Bazı sözler vardır, okuduğunuzda kafanızdaki birçok soruyu bir çırpıda cevaplar. Zihninizdeki bazı bulanık düşüncelerin netleşmesine yardımcı olur. İşte onlardan biri:
“Bu dünyaya verilen zararların yarısını kendini önemli hissetmek (ya da hissettirmek) isteyen insanların eserleridir.” (T.S.Eliot)
Kendini önemli hissettirmek ve benliğinde bu duygusunu tatmin etmek isteyenlerin doğruluk adına, hizmet adına ve memleket adına yaptıklarının aslında ne kadar zarar verici ve yıpratıcı olduğuna dair bir hayli örnekler bulabiliriz.
Ülkeler ve dünya çapında meydana gelen ve büyük dalgalanmalara neden olan olaylar ve kişiler ilk olarak akla gelse de üzerinde biraz daha düşünüldüğünde çevremizde meydana gelen olaylarda da bu sözün yansımasını çok kolay görebiliriz.
Siz bu söz etrafında gezinip çevrenize uyarlaya durun ben bu sözün sihrini daha fazla bozmamak adına başka bir söze daha doğrusu kısa bir öyküye geçeyim.

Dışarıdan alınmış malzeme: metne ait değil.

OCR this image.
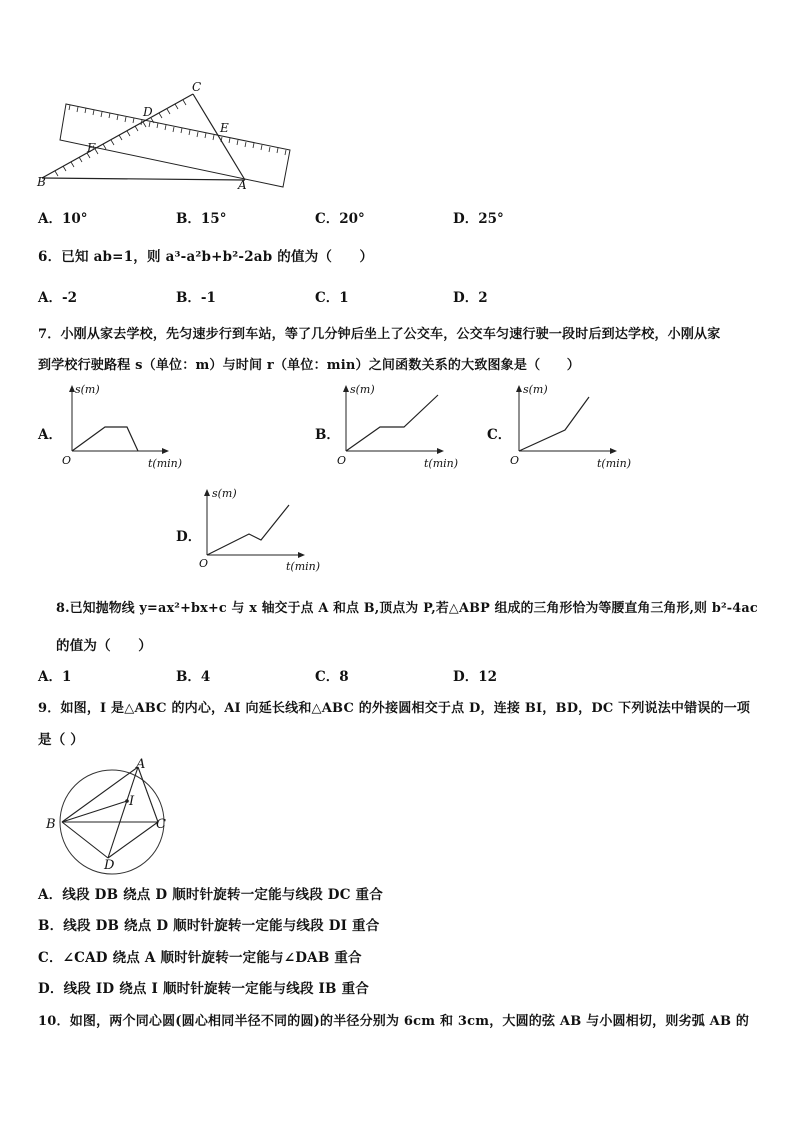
C
D
E
F
B	A
A．10°	B．15°	C．20°	D．25°
6．已知 ab=1，则 a³-a²b+b²-2ab 的值为（　　）
A．-2	B．-1	C．1	D．2
7．小刚从家去学校，先匀速步行到车站，等了几分钟后坐上了公交车，公交车匀速行驶一段时后到达学校，小刚从家
到学校行驶路程 s（单位：m）与时间 r（单位：min）之间函数关系的大致图象是（　　）
A．
s(m)
O	t(min)
B．
s(m)
O	t(min)
C．
s(m)
O	t(min)
D．
s(m)
O	t(min)
8.已知抛物线 y=ax²+bx+c 与 x 轴交于点 A 和点 B,顶点为 P,若△ABP 组成的三角形恰为等腰直角三角形,则 b²-4ac
的值为（　　）
A．1	B．4	C．8	D．12
9．如图，I 是△ABC 的内心，AI 向延长线和△ABC 的外接圆相交于点 D，连接 BI，BD，DC 下列说法中错误的一项
是（ ）
A
I
B	C
D
A．线段 DB 绕点 D 顺时针旋转一定能与线段 DC 重合
B．线段 DB 绕点 D 顺时针旋转一定能与线段 DI 重合
C．∠CAD 绕点 A 顺时针旋转一定能与∠DAB 重合
D．线段 ID 绕点 I 顺时针旋转一定能与线段 IB 重合
10．如图，两个同心圆(圆心相同半径不同的圆)的半径分别为 6cm 和 3cm，大圆的弦 AB 与小圆相切，则劣弧 AB 的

Anadolu'nun orta halli bir kasabasından 40-50 kadar kişi, yakındaki büyük kente alışverişe gitmiş. Hayvanlara yüklemişler nohudu, buğdayı; onları satıp kumaşlar, tencereler almışlar. Dönüşte 3 haydut, kervanın yolunu kesmiş, çekmiş silahı, ''Yatın, kıpırdamayın'' derken hepsini soymuş, yarı çıplak yollamış. Kasabanın girişinde durumu görenler şaşırmışlar, sormuşlar:
"Ne oldu size, ne bu haliniz?"
"Soyulduk." cevabını alanlar yüklenmişler:
"Kim soydu, nerede soydu, kaç kişiydi?"
İçlerinden biri durumu özetlemiş:
"Onlar 3 kişi beraberdi, biz 40 kişi yalnızdık!"
Son cümleye dikkat edin: “Onlar 3 kişi beraberdi, biz 40 kişi yalnızdık!” Sonra da şu sözü hatırlayın “Bir memlekette, namuslular, namussuzlar kadar cesur olmadıkça, o memlekette kurtuluş yoktur.”
“Kimler 3 kişi” veya “bu 40 kişi kimler?” diye sormayın. Ya da “namuslular ile namussuzlar derken kimleri/neleri kastediyorsun?” diye de sormayın. Söyleyemem. Aslında izaha gerek yok. Çünkü sizlerle aynı hava ve aynı ortamları paylaşıyoruz aşağı yukarı. Kastedilenin ne/neler olduğunu çok iyi anladığınıza inanıyor ve hafiften tebessüm ettiğinizi de görür gibi oluyorum.
Kusura bakmayın. İçinde bulunduğum coğrafi, matematik, jeolojik, psikolojik ve dahi antropolojik konumlar yüzünden nokta atışlar yapamıyoruz. Üstelik taşlar da sıkı sıkıya bağlanmış. Bu yüzden kimi okuyucularım “ne demek istiyorsunuz?” diye yazdıklarımızı anlamakta zorlanabilirler, haklılar. Ama bizi böyle idare ediverin.
Ne zaman ki taşlar salıverilir, ne zaman ki suyu bulandırılanlar, suyu bulandıranlardan daha cesur olurlar, ne zaman ki; ayaklarımıza dolanmış prangalardan kurtulma ihtimali belirir, ne zaman ki; dokuz köyü dolaşma ihtimali ortadan kalkar, o zaman biz de nokta atışlara başlarız.
Yoksa böyle bir yazıyı okurken sizin çektiğiniz sıkıntıları(!) bizler de aynen yazarken yaşıyoruz.